Member of the Puerto Rico Senate from the at-large district
- In office 2008–2013

Member of the Puerto Rico Senate from the Humacao district
- In office 2006–2008; 2013–2017

Personal details
- Born: August 24, 1976 (age 49) Fajardo, Puerto Rico
- Party: Popular Democratic Party
- Spouse(s): Nahomi Castro (former), Marisol Aguilu (actual, no children)
- Children: 2
- Alma mater: Interamerican University of Puerto Rico (BA)
- Profession: Politician

= Jorge Suárez Cáceres =

Senator of Puerto Rico

Jorge Suárez Cáceres (born August 24, 1976, in Fajardo, Puerto Rico) is a Puerto Rican politician and senator. He has been a member of the Senate of Puerto Rico since 2006.

==Early years and studies==

Jorge Suárez Cáceres was born on August 24, 1976, in Fajardo, Puerto Rico, to Ismael Suárez and Aurea Cáceres. He is the oldest of three siblings.

Suárez studied in the Eugenio Brac Elementary School of Naguabo, and finished his studies in his hometown of Humacao, at the San Benito and San Antonio Abad schools, graduating in 1994. Suárez obtained his bachelor's degree in political science from the Interamerican University of Puerto Rico Recinto Metropolitano, graduating cum laude.

During his youth, Suárez worked for a long time administering a gas station that belonged to his grandfather. He was also involved in Little Leagues in sports like basketball and baseball.

==Political career==

Suárez began his political career working as an aide to Representative Ferdinand Pérez, and advisor to Senator José Luis Dalmau and to Resident Commissioner Aníbal Acevedo Vilá. He was also Director of the Transportation Area of the Governor's Office

In September 2005, he started working as Regional Director of the Housing Department in Humacao.

===District Senator: 2006–2008===

Suárez Cáceres decided to run for the position of District Senator, to fill the vacancy left by Sixto Hernández. On July 16, 2006, he was elected by his party and was sworn in on August 31, 2006. Another candidate, Sara Irizarry, presented a motion after July 16, to nullify the voting claiming there were irregularities in the process, but the motion was dismissed.

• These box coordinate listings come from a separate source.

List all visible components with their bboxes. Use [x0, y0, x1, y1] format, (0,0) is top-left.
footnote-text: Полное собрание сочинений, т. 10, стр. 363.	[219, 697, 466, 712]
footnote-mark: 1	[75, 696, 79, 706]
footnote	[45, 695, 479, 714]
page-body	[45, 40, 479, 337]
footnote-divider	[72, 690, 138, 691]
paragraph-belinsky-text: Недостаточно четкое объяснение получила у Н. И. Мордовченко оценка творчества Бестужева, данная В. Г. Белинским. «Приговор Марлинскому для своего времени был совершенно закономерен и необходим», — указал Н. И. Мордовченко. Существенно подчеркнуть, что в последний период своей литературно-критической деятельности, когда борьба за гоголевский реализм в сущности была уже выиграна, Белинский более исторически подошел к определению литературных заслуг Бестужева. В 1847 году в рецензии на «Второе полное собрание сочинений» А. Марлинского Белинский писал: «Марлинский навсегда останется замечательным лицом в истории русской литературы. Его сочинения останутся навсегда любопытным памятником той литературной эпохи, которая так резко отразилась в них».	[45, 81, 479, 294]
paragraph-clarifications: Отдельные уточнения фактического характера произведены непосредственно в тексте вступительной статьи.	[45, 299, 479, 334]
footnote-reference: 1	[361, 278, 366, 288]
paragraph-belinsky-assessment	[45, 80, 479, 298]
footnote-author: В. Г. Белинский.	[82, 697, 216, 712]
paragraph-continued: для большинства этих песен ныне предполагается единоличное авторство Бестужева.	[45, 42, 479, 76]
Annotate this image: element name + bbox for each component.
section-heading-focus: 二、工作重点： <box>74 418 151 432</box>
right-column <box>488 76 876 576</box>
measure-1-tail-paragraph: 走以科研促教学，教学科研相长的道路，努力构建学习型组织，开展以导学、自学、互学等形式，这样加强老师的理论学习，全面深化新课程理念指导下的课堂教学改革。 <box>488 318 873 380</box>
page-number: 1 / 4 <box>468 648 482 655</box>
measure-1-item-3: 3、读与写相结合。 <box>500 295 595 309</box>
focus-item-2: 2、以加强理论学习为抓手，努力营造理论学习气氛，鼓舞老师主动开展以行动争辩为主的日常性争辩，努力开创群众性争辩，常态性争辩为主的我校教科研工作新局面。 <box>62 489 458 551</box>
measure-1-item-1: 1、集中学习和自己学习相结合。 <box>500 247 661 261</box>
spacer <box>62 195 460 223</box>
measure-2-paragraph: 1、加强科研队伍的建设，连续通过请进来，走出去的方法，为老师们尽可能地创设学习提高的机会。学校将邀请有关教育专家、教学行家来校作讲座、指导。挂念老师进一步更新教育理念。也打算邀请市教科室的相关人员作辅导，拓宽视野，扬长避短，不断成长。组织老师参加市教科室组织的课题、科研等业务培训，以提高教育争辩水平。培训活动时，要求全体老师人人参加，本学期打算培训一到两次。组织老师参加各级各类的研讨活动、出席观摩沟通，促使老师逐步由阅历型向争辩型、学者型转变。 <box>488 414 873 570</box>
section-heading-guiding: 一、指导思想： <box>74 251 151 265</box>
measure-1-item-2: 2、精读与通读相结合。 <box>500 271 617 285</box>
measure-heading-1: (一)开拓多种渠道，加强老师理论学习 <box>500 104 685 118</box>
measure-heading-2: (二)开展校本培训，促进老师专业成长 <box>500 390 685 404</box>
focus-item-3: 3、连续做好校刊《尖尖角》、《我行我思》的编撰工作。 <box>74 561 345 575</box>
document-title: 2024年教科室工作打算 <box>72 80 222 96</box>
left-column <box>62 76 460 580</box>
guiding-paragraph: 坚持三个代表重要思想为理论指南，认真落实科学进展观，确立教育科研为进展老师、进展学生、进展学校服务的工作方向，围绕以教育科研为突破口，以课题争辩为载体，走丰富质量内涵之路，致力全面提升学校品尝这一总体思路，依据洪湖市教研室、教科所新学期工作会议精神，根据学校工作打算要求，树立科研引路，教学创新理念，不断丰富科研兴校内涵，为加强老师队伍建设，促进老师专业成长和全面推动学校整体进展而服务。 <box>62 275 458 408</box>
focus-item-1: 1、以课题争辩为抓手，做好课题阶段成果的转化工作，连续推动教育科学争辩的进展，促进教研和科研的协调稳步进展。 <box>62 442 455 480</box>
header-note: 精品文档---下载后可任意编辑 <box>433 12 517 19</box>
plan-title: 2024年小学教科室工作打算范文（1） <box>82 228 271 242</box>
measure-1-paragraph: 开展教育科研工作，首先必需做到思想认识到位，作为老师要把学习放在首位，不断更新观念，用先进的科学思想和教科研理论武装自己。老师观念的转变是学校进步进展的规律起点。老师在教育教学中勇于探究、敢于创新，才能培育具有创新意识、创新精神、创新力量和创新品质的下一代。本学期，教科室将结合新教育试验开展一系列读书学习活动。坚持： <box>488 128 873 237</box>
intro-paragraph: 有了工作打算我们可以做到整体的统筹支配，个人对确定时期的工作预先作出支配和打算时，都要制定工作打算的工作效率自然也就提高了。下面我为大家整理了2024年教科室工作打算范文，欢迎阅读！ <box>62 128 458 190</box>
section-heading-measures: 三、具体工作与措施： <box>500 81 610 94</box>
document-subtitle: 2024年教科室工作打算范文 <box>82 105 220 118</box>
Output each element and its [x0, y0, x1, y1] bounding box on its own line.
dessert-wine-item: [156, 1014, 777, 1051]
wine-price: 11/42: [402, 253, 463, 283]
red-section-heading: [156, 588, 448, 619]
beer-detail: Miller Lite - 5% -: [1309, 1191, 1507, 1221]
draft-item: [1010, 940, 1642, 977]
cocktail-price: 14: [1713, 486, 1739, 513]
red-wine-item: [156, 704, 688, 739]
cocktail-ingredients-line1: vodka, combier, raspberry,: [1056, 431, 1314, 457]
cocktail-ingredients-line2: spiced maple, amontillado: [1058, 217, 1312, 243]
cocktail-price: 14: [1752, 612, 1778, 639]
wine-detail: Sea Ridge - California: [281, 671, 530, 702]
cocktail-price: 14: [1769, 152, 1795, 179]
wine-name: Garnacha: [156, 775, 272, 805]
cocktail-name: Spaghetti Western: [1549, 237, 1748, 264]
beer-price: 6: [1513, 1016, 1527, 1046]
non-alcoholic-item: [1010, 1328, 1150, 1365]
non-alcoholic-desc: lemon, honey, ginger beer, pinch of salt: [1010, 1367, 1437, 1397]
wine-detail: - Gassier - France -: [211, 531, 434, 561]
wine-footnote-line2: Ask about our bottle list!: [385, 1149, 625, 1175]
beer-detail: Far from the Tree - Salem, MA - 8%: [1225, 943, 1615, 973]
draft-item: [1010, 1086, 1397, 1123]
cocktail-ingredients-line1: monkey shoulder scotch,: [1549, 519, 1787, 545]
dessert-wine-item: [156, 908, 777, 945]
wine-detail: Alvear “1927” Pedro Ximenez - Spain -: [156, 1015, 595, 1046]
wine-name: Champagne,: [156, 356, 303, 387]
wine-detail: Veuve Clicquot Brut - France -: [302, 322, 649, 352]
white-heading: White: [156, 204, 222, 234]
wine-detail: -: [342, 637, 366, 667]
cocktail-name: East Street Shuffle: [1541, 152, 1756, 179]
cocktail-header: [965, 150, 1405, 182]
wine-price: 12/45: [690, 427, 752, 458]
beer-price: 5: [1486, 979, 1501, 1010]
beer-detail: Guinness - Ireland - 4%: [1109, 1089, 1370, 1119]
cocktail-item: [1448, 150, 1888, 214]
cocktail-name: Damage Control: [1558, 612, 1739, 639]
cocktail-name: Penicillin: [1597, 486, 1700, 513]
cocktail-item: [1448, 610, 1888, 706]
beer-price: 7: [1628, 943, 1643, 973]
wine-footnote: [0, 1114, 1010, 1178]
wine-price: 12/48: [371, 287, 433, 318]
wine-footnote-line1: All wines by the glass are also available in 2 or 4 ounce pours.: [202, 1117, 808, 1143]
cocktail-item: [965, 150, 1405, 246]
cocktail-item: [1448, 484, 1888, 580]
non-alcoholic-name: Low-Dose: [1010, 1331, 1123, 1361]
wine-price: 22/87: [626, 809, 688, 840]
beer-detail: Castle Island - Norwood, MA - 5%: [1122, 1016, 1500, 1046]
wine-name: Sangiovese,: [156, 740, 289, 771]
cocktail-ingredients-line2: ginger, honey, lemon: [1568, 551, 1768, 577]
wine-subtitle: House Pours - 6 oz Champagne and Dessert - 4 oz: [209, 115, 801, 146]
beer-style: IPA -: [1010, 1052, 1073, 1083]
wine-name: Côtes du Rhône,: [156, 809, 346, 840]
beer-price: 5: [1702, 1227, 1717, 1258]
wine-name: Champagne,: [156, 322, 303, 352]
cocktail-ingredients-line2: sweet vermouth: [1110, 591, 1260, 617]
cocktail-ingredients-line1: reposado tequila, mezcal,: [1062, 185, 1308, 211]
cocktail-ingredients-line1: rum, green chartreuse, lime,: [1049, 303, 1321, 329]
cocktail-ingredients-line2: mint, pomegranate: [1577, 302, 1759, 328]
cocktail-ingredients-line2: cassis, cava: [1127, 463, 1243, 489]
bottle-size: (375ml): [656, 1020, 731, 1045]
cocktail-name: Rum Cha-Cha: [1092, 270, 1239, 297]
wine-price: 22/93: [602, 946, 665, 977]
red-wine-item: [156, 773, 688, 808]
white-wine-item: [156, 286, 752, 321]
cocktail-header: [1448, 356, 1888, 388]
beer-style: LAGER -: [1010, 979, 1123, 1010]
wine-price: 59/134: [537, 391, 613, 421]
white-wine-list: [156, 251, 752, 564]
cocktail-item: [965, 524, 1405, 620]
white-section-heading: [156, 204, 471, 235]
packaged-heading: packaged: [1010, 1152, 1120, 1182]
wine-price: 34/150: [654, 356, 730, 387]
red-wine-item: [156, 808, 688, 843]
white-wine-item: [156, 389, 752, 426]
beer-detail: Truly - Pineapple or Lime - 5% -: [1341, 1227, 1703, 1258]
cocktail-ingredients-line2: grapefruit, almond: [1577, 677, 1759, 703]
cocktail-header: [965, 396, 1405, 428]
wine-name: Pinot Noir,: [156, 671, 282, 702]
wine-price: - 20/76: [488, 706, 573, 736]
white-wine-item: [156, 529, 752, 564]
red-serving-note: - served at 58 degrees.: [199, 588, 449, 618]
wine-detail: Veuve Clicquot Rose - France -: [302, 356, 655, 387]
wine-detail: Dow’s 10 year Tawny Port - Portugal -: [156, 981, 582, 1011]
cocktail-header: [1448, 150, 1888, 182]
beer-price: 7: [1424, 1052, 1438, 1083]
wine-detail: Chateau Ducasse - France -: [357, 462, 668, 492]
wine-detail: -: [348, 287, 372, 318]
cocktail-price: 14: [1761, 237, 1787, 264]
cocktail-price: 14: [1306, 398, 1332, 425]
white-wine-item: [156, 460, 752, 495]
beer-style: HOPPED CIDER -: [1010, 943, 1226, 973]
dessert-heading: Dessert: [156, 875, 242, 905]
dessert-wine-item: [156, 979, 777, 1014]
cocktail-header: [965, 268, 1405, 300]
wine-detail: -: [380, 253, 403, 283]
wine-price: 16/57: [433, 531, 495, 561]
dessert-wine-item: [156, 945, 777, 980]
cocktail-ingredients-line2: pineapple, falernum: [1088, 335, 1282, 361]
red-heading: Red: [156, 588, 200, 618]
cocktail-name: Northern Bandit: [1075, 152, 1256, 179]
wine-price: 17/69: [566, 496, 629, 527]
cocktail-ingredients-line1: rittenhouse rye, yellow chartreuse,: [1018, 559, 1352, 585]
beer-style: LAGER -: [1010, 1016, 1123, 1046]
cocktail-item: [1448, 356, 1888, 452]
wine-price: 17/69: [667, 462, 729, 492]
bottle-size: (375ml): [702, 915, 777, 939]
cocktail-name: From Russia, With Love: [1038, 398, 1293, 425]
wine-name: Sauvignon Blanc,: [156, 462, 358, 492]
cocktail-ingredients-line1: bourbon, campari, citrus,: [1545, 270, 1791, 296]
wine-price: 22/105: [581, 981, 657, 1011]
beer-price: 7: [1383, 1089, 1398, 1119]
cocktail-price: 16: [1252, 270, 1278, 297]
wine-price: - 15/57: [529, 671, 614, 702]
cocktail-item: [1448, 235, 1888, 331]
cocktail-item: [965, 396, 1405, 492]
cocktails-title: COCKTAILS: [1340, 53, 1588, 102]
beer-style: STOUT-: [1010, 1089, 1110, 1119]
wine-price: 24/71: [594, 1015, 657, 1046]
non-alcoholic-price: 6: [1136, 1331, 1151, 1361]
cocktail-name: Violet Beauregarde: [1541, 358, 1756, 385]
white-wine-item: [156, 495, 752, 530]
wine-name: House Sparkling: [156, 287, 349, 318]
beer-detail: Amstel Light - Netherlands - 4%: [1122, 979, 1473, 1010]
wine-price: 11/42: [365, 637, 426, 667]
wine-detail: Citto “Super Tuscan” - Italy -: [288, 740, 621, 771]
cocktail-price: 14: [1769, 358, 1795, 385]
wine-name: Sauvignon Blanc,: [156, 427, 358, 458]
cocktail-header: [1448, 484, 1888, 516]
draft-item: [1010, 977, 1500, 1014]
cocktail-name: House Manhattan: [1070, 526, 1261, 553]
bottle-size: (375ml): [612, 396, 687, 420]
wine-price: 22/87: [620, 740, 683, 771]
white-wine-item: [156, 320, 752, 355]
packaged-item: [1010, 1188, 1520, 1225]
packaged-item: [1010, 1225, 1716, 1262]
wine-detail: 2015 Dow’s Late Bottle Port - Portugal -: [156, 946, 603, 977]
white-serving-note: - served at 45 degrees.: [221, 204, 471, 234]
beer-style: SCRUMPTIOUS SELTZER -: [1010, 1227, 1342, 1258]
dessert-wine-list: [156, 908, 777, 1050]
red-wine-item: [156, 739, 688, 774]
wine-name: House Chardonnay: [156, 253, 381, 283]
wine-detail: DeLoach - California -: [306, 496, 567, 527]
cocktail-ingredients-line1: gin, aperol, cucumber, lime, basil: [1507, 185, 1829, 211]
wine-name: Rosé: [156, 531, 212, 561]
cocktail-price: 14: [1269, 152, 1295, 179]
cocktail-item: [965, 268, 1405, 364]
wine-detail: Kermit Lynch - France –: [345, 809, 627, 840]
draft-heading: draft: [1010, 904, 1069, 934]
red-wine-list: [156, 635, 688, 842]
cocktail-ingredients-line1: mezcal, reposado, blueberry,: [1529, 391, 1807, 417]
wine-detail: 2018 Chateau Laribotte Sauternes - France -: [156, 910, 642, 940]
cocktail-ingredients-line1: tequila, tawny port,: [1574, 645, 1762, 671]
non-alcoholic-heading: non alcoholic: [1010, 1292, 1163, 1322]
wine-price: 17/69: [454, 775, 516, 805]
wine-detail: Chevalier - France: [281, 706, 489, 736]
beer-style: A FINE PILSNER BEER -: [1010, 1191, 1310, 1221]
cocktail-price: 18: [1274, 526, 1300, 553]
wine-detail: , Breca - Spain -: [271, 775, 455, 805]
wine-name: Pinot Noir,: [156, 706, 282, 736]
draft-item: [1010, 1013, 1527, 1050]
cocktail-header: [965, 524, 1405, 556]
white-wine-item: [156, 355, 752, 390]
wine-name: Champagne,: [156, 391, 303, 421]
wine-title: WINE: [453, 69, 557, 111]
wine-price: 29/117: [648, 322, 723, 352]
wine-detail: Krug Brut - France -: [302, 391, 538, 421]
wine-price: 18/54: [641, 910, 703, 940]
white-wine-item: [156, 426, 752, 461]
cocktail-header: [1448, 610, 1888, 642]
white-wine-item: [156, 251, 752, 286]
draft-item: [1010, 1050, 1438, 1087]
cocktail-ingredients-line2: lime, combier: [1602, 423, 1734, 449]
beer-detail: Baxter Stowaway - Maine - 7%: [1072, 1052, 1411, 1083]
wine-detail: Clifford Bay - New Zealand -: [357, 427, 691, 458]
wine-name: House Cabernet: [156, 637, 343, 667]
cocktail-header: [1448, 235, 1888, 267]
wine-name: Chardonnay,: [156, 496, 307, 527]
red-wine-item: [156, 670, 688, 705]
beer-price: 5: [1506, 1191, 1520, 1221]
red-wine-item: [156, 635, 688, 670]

With 30 years at the moment, Suárez became the youngest Senator of that term, and the second youngest to be sworn in the Senate in Puerto Rico. He has served as Speaker of his party in the Commissions of Commerce, Tourism, Urban Development, and Infrastructure; in the Joint Commission of Legislative Donations; and was also a member of several other commissions.

===Senator At-large: 2009–2013===

Suárez was sworn in for a second term on June 29, 2009, this time according to the Minority Law of Puerto Rico, to complete the delegation of nine senators for his party.

==Honors and recognitions==

Suárez has received several honors during his career. The Puerto Rico Chapter of the United Nations recognized his contributions to the discussion of international matters. Also, the Comptroller's Office in Puerto Rico gave him a recognition for having a "100% healthy administration" in his office.

During August 2008, he was honored by the Puerto Rican community in the State of New Jersey as the youngest senator of Puerto Rico, declaring him Grand Marshal of the Puerto Rican parade during the Puerto Rican week on that state. He received a recognition from Thomas DeGise, County Executive of Hudson County, New Jersey.